[Beowulf] RE: Capitalization Rates - How often should you replace a cluster? (resent - 1st sending wasn't posted ).

Thu Jan 15 13:26:00 PST 2009

Hello Again to all you Beowulf users!
Similar to Doug Edline's poll....

I was a subscriber in the late 1990s, but had to sign off the list for several years as my job changed.
I used to follow many of your posts with such interest, and hope you oldtimers (and newer subscribers as well) are all doing well !!

I'm working on a study on computer system recapitalization and thought this might make an excellent topic to engage on the Beowulf list.
We expect the results to have broad implications for US Federal Government IT planning as well.

I am researching the optimal life expectancy for a military program to plan for some commercial computer based systems.
My customer has upgraded many systems to COTS based products (Linux/Intel based blade servers), and will upgrade more in the future.
They manage about 100 sites, each with a modest (1-room) sized installation of maybe 12 racks or so (200 to 300 nodes).
The question was raised as "When should all these servers be upgraded or replaced again?"
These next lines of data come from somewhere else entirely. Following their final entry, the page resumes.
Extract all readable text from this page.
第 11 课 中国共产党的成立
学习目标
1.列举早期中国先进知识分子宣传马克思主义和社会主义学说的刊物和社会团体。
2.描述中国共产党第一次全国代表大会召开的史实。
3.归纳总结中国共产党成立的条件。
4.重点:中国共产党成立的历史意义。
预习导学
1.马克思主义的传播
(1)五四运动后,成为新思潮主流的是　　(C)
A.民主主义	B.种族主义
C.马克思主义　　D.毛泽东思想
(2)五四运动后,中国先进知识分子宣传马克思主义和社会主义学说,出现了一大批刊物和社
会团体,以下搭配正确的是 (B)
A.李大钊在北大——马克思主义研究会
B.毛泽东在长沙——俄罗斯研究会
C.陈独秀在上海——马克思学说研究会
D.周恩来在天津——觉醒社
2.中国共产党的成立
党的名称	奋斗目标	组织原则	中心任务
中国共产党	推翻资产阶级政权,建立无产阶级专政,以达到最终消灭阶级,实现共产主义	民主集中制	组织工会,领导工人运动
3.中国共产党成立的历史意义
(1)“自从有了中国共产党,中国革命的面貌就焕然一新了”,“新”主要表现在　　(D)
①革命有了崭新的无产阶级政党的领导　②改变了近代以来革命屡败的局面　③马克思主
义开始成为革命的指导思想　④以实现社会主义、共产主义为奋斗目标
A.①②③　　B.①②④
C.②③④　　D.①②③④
We know that from a purchasing perspective, the longer the life we plan/allow, the fewer systems to be bought per year, and the cheaper it gets.
But there are other factors - over time the "older systems" are harder to maintain.... don't run newer licenses of SW products,
need spare parts, some of which are hard or very hard to find (e.g. old RAM modules  - on Ebay?!).
Sometimes the newer technology uses less power and is cheaper to operate....(anyone ever create a KW/MFLOP vs. Time curve?  has that really gone down? )
After several years (e.g.. 6,7, or 8) the systems Admin costs on the older systems may be higher - e.g.. more labor, specialized training, unique tools ..
If we know the required life is a long time our customer insists on tracking end of life points and buying spares to have on hand.  That costs more for longer time spans.
At some point in time the reliability of the fans and disk drives starts to really impact computational production - downtime costs $$,
and at that point the repair means "complete replacement", but that cost may be lower (cheaper parts) or higher (new facility? rewrite code?) due to waiting so long to do it ...
We think that the cost vs.. length-of-life" curve has a parabolic shape, and the left is dominated by the cost decrease as noted above.  The right side' is the more troublesome.
In economics or manufacturing this is the classic capitalization problem - what is the life expectancy of the asset?  The optimal point is at the bottom of the parabola.
Do operating costs really go up as a cluster ages?  What other factors are there?
For some the upgrade is necessary to tackle a larger or more complex problem  - but others can just let the system churn a bit longer to get the answer.  Is that the real driver?

I recall that one Beowulf user facility operated both a new and an old production cluster, and replaced the "old one" with a "newer" one (the new "new one" ) on a regular basis.
Is that common?  Do most of you as users see the old system just chucked out as the new one is brought online?
What are the advantages or disadvantages of replacing maybe all 100 sites of hardware with 50% new at 25 per year, vs. replacing all (100%) of the system at 12 units per year?)
(on a coarse level, both plans cost the same in hardware purchasing terms).

I expect that many of you have experience in upgrading and replacing clusters - I'd love to hear the feedback.
Could any/some of you please respond with information or help?
Maybe in one of three ways ....

1) Reply to this thread, with general comments, especially if you know of a study, presented paper, or archived thread
(if you recall a month I'll go scouring the archives gain - effort so hard is fruitless!).   Has anyone modeled this problem?
I know I covered a lot of different aspects - feel free to comment on whatever issue or item you wish.

2) Send me info  ( directly to DLechner at mitre.org<mailto:DLechner at mitre.org>) ) on how old your current operational cluster or systems is (and a little about it - e.g. # nodes).
I'll tally those #s and come up with an average age of operating clusters (I'll post a summary of all the responses I get in a week).

3) Send me info on the age of a cluster you just recently replaced - if you send that directly to me (DLechner at mitre.org<mailto:DLechner at mitre.org>) I'll post a generic table of data back to the list in a week or so.
This will at least tell us the "hard facts" of when maybe 20 or 30 commercial systems were last replaced, with the assumption being that most of you or your lab managers were making a best case judgment that it was time for the unit to be replaced - this gives us statistical comparison data to the Beowulf user community experience.
I think actual (factual) replacement #s are more valid - that shows the result of collective decisions to actually spend $ and take action.
Please tell me, if you know:
a) How many nodes there were in the "old system" ?
b) How old was that "old system" when replaced?
c) How many nodes does the "new cluster" have?
d) If known, what was the biggest reason for the replacement?

If responding directly, please put "CLUSTER RECAPITALIZATION" in the title of the email.

Hopefully this wasn't done too recently (last few years) - if it was can someone please send a pointer and I'll check it out!
I'm reviewing published data on this questions also, but would specifically like to get the Beowulf community view.

Thanks again & in advance
Dave Lechner
Principal Systems Engineer
MITRE Corp.
DLechner at mitre.org<mailto:DLechner at mitre.org>